Wondering if someone can provide me with some guidance.
I have previously sequenced 4 skin cancers using 10X chemistries and I would like to combine them into one dataset. My research question is to look at cancer stem cell populations, so I will need sensitivity.
I have done a load of reading and I am still confused as to what the correct method is.
CellRanger Aggregate causes a massive downsampling in 2 out of 4 samples. I believe this is becuase the number of cells in each sample varies (~600 - ~2500 cells). If I proceed with the aggregated dataset, I will be losing too much sequencing depth which will hinder my search for the cancer stem cells. Another option is to use CellRanger Aggr's 'normalize=none' argument, which does not normalize the average read depth per cell between samples before merging. From here, could I then go onto use scTransform or Seurat's 'NormalizeData' arguments? I have performed QC for each sample dataset and they all need different filtering parameters (nFeature_RNA), so the only problem with this method would be giving the combined dataset one filter, which could potentially include bad data for some of the samples.

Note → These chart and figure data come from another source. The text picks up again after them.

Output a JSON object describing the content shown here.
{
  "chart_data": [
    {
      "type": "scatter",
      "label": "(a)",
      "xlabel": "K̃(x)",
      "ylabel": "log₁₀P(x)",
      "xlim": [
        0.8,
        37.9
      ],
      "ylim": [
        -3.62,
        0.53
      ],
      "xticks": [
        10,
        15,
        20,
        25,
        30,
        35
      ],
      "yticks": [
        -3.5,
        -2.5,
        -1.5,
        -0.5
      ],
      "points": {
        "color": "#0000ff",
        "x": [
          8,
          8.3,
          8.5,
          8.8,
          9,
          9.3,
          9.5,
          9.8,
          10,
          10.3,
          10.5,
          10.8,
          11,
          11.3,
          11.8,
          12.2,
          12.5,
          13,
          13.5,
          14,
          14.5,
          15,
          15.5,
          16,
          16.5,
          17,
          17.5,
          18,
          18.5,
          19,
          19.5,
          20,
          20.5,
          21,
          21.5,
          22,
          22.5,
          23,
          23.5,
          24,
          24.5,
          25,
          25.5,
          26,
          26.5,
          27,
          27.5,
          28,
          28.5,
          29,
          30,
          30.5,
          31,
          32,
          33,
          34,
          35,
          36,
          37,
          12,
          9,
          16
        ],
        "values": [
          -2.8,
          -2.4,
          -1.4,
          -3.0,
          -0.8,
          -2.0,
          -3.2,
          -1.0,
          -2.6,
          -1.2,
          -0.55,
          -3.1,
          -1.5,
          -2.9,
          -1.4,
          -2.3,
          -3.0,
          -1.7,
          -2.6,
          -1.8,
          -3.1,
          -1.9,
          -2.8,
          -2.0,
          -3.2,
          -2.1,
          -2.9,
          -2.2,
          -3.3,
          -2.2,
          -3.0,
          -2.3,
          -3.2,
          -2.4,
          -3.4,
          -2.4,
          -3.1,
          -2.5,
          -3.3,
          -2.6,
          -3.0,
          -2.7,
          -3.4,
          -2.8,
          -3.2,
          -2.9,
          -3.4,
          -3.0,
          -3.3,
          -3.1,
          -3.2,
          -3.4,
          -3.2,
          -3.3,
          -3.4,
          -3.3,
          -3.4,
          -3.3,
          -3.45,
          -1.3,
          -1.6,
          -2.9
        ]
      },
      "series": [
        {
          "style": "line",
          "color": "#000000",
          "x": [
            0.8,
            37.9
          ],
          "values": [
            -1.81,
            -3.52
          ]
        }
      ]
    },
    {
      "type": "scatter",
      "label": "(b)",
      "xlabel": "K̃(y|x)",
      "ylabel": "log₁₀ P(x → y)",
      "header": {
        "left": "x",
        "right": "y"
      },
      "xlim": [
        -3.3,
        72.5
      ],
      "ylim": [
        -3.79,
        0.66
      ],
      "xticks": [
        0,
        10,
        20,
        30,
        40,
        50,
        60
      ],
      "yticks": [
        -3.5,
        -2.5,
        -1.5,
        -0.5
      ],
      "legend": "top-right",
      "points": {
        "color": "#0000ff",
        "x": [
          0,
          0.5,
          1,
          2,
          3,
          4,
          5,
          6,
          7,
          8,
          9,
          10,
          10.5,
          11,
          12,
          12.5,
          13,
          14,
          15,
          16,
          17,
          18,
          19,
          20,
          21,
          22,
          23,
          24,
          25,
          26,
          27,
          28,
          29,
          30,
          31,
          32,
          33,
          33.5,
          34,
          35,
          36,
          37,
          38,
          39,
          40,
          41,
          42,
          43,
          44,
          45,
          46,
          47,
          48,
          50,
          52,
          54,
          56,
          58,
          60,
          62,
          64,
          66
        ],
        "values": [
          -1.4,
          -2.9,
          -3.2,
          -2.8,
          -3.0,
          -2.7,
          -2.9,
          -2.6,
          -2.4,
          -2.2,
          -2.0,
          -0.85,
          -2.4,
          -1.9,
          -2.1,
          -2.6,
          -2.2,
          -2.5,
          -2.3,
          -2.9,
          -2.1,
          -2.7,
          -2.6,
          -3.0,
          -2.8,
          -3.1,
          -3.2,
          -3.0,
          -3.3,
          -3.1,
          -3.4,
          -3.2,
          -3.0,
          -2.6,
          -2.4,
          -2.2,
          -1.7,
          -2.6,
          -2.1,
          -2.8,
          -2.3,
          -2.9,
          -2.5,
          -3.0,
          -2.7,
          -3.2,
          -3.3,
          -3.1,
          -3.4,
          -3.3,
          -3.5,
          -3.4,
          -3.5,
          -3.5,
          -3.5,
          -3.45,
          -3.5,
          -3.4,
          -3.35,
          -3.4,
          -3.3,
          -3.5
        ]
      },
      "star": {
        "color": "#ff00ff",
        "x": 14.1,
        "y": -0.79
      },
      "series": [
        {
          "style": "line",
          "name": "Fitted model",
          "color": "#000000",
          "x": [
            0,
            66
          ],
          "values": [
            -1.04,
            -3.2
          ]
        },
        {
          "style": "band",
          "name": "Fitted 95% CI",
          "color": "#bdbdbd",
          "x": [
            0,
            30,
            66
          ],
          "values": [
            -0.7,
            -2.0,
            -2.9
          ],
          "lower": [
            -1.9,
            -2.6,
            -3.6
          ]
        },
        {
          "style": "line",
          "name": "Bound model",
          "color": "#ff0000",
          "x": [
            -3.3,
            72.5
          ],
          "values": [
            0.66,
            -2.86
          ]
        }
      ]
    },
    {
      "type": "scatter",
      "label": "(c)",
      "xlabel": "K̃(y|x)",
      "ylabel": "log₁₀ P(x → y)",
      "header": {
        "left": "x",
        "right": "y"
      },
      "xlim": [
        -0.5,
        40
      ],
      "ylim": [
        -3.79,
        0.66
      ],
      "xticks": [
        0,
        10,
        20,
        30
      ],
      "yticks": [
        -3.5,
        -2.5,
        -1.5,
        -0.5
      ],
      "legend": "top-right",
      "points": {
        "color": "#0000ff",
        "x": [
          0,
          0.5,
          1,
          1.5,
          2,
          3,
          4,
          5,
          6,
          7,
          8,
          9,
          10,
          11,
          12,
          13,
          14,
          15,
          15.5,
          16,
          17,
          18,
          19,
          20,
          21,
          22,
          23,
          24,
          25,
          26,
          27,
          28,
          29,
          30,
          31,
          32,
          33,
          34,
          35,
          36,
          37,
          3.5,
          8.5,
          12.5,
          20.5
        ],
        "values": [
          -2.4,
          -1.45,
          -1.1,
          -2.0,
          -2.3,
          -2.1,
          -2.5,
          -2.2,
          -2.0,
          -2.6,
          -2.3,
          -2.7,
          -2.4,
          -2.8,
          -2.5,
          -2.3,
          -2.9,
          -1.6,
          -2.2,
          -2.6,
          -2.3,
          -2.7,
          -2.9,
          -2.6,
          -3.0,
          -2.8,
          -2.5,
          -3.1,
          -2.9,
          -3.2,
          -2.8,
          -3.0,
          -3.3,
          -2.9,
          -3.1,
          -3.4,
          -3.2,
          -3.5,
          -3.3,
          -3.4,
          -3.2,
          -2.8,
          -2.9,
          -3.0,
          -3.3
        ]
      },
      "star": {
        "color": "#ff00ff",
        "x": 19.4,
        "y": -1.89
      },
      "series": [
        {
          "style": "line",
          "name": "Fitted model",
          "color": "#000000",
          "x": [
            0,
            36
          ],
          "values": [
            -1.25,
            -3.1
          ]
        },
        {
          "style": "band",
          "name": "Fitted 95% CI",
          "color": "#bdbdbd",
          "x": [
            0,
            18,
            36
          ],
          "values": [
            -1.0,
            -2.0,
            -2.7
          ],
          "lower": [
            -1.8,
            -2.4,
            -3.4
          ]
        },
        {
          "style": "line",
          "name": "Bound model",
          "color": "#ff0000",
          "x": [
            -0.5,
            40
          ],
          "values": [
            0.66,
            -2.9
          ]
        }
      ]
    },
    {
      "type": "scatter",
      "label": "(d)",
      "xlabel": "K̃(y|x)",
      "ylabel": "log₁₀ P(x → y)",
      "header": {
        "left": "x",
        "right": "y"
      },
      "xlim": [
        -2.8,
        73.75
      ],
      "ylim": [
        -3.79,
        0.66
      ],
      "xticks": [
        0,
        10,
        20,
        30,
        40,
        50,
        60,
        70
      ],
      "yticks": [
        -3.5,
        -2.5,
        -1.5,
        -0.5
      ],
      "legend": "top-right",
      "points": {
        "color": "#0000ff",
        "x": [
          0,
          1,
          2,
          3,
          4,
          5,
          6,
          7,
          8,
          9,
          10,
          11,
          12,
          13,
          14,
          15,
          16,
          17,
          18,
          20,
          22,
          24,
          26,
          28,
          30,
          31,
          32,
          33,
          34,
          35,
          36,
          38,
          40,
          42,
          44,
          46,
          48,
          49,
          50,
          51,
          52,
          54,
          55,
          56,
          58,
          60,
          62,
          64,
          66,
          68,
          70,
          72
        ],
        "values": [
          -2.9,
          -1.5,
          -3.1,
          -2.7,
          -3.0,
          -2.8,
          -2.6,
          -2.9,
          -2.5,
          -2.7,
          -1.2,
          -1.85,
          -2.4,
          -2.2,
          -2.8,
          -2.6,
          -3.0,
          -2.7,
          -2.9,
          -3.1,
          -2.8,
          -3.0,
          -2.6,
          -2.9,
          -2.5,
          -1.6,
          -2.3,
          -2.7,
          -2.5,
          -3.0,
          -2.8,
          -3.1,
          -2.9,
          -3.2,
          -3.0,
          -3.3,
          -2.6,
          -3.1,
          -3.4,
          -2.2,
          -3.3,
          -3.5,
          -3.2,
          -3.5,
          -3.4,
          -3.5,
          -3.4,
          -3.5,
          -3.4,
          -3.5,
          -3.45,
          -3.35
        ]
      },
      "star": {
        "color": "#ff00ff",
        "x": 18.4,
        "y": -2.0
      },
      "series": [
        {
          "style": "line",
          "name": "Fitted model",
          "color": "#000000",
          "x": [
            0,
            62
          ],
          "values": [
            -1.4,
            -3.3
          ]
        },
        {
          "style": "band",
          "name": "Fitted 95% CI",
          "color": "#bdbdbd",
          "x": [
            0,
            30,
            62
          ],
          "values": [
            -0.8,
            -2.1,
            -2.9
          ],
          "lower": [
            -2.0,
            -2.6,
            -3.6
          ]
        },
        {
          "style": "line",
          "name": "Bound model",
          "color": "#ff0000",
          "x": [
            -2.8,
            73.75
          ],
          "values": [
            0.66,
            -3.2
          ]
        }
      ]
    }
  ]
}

Another option that I could do is filter and normalize each sample individually and then use Seurat's 'merge' function. However, by default, this uses the raw count matrices which will erase the normalized data matrices. There is an option to merge the normalized data matrices as well as the raw data matrices (merge.data = TRUE) but this should only be done if the same normalization approach was applied to all the objects. Does this mean the same normalization method such as 'LogNormalize' or 'CLR', or does it mean the same filters?
I am sorry if this is a disgruntled 'question', I am just looking for the best method to combine my 4 datasets without loosing too much data and then continue with downstream analyses.
Thank you so much in advance!!
Unfortunately, there is at this time no "best" method. People are still trying to figure out how best to do this.